Indians, their land, and refugees

Alvin Josephy said that reservations and the continuing attachment to land they afforded have been instrumental in the survival of American Indian cultures. Reservations were, for the most part, diminished versions of ancient tribal landscapes, but however diminished, they were pieces of those larger lands—particular lands that had sustained particular tribal peoples for millennia.

Policies of removal and assimilation have of course taken many—most—Indians away from ancestral grounds over the last five centuries. There are now more urban Indians than rural Indians, and tribal enrollments are covered in confusion, with each tribe establishing its own enrollment requirements, and individual Indians finding themselves descendants of many tribes and sometimes living on a reservation where they are not, maybe cannot be, enrolled.

There have of course been movements of indigenous tribes through history, brought on by famine, weather, natural catastrophe, intertribal warfare and European colonization. Alvin Josephy began his landmark book on American Indians, The Indian Heritage of America, published in 1968, with maps and charts showing language distribution. Before we knew what DNA was, languages were leaving traces of peoples’ histories and movements, even people without written histories.

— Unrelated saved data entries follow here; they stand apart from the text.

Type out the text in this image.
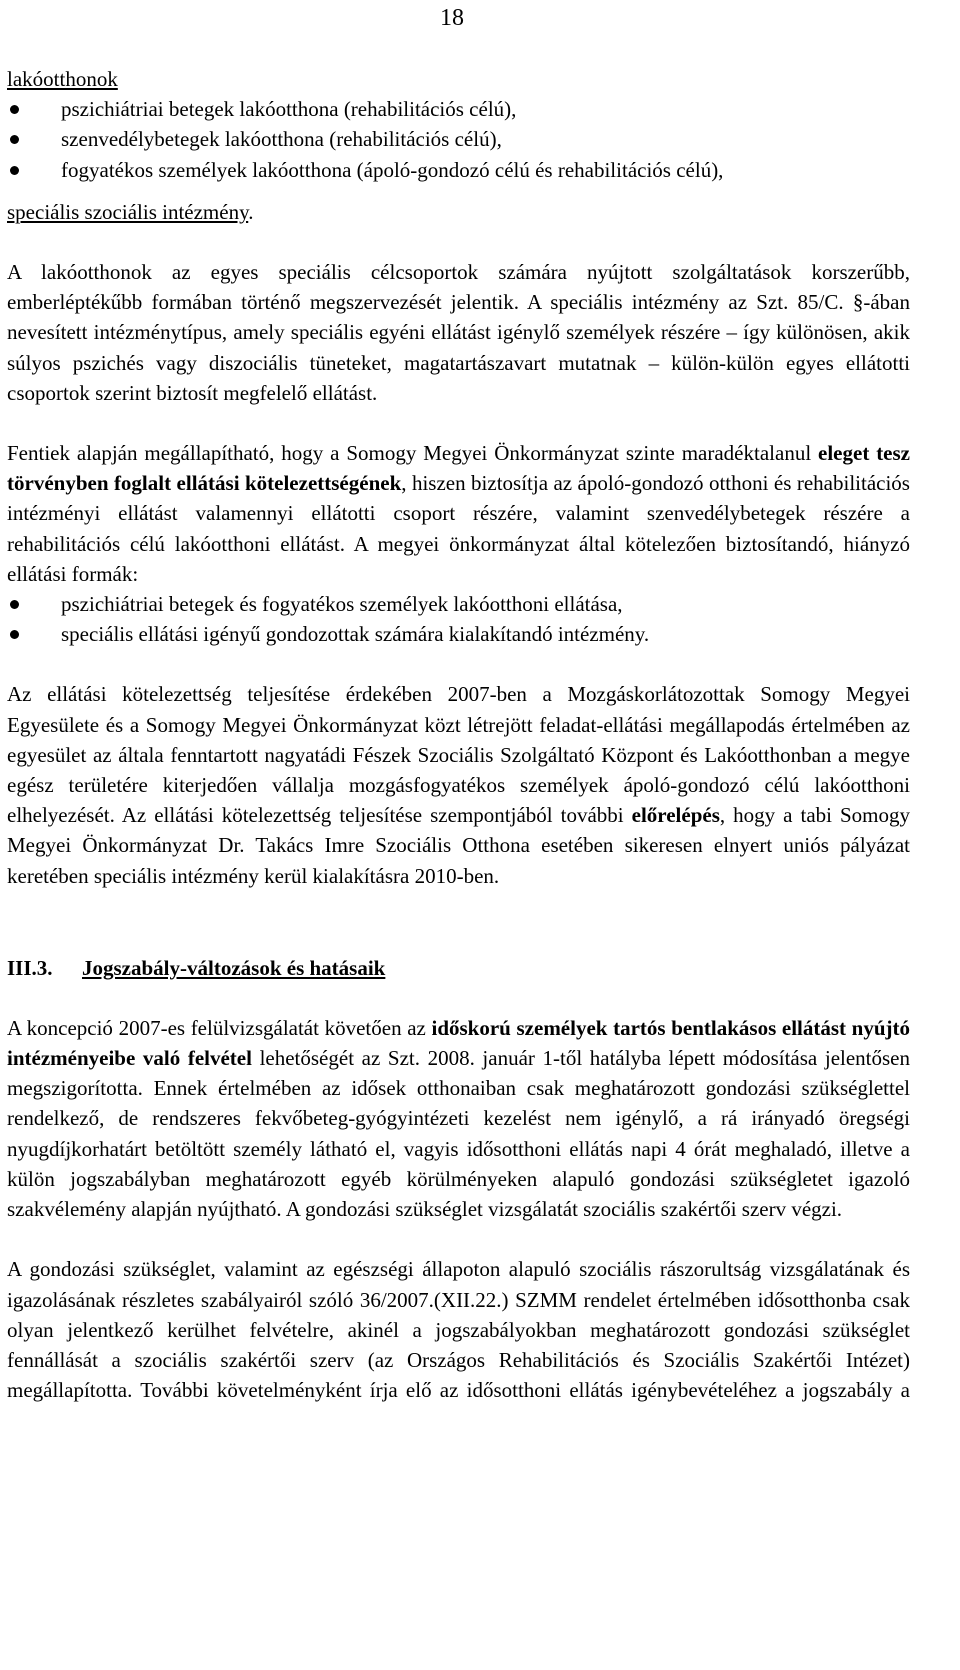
18

lakóotthonok

pszichiátriai betegek lakóotthona (rehabilitációs célú),
szenvedélybetegek lakóotthona (rehabilitációs célú),
fogyatékos személyek lakóotthona (ápoló-gondozó célú és rehabilitációs célú),

speciális szociális intézmény.

A lakóotthonok az egyes speciális célcsoportok számára nyújtott szolgáltatások korszerűbb, emberléptékűbb formában történő megszervezését jelentik. A speciális intézmény az Szt. 85/C. §-ában nevesített intézménytípus, amely speciális egyéni ellátást igénylő személyek részére – így különösen, akik súlyos pszichés vagy diszociális tüneteket, magatartászavart mutatnak – külön-külön egyes ellátotti csoportok szerint biztosít megfelelő ellátást.

Fentiek alapján megállapítható, hogy a Somogy Megyei Önkormányzat szinte maradéktalanul eleget tesz törvényben foglalt ellátási kötelezettségének, hiszen biztosítja az ápoló-gondozó otthoni és rehabilitációs intézményi ellátást valamennyi ellátotti csoport részére, valamint szenvedélybetegek részére a rehabilitációs célú lakóotthoni ellátást. A megyei önkormányzat által kötelezően biztosítandó, hiányzó ellátási formák:

pszichiátriai betegek és fogyatékos személyek lakóotthoni ellátása,
speciális ellátási igényű gondozottak számára kialakítandó intézmény.

Az ellátási kötelezettség teljesítése érdekében 2007-ben a Mozgáskorlátozottak Somogy Megyei Egyesülete és a Somogy Megyei Önkormányzat közt létrejött feladat-ellátási megállapodás értelmében az egyesület az általa fenntartott nagyatádi Fészek Szociális Szolgáltató Központ és Lakóotthonban a megye egész területére kiterjedően vállalja mozgásfogyatékos személyek ápoló-gondozó célú lakóotthoni elhelyezését. Az ellátási kötelezettség teljesítése szempontjából további előrelépés, hogy a tabi Somogy Megyei Önkormányzat Dr. Takács Imre Szociális Otthona esetében sikeresen elnyert uniós pályázat keretében speciális intézmény kerül kialakításra 2010-ben.

III.3. Jogszabály-változások és hatásaik

A koncepció 2007-es felülvizsgálatát követően az időskorú személyek tartós bentlakásos ellátást nyújtó intézményeibe való felvétel lehetőségét az Szt. 2008. január 1-től hatályba lépett módosítása jelentősen megszigorította. Ennek értelmében az idősek otthonaiban csak meghatározott gondozási szükséglettel rendelkező, de rendszeres fekvőbeteg-gyógyintézeti kezelést nem igénylő, a rá irányadó öregségi nyugdíjkorhatárt betöltött személy látható el, vagyis idősotthoni ellátás napi 4 órát meghaladó, illetve a külön jogszabályban meghatározott egyéb körülményeken alapuló gondozási szükségletet igazoló szakvélemény alapján nyújtható. A gondozási szükséglet vizsgálatát szociális szakértői szerv végzi.

A gondozási szükséglet, valamint az egészségi állapoton alapuló szociális rászorultság vizsgálatának és igazolásának részletes szabályairól szóló 36/2007.(XII.22.) SZMM rendelet értelmében idősotthonba csak olyan jelentkező kerülhet felvételre, akinél a jogszabályokban meghatározott gondozási szükséglet fennállását a szociális szakértői szerv (az Országos Rehabilitációs és Szociális Szakértői Intézet) megállapította. További követelményként írja elő az idősotthoni ellátás igénybevételéhez a jogszabály a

One can follow these movements through the long lens of language, find the Athabascan languages of the north in the Southwest and Central America, the spread of Algonquin speakers east to west across the middle of North America, with Algonquin speakers even now lodged in small spots along the Pacific Coast.

Yet an Indian friend told me that he has a letter from the Danish paleo-genetic scientists confirming his relationship to “the Ancient One,” the man found years ago along the Columbia River and recently determined to have been there for some 9,000 years. Despite conjecture and maybe hope by some American anthropologists that a later, European connection would be uncovered, it was not. The Ancient One, aka Kennewick Man, is related to present day Indians of the Plateau.

When the greatest world-wide refugee crisis since that following WW 2 is ripping people from ancient roots and throwing them together in places totally removed from places of origin, there is something comforting about the people who were always here. Like ancient trees, mountains and rivers, we can marvel at the perseverance of people that have withstood awesome odds to remain in place.

But what about those who must move, those who have been stormily chased from traditional landscapes by hurricane, volcano, drought and other “natural” disasters, and by the tyranny of governments, the force of armies, and the violence of civil wars?

When their world is in turmoil, people move–and others take them in. Joseph and his remnant band of Nez Perce were taken in on the Colville Reservation in 1885, after the Nez Perce War, after years of exile in Indian Territory. Many descendants still live there.

We as a nation can, like Germany and other European countries, acknowledging the difficulties, but with some memory of the post-WW II chaos and its huge refugee crisis, take in the strangers. Or we can further close our borders and hunker down in historical ignorance.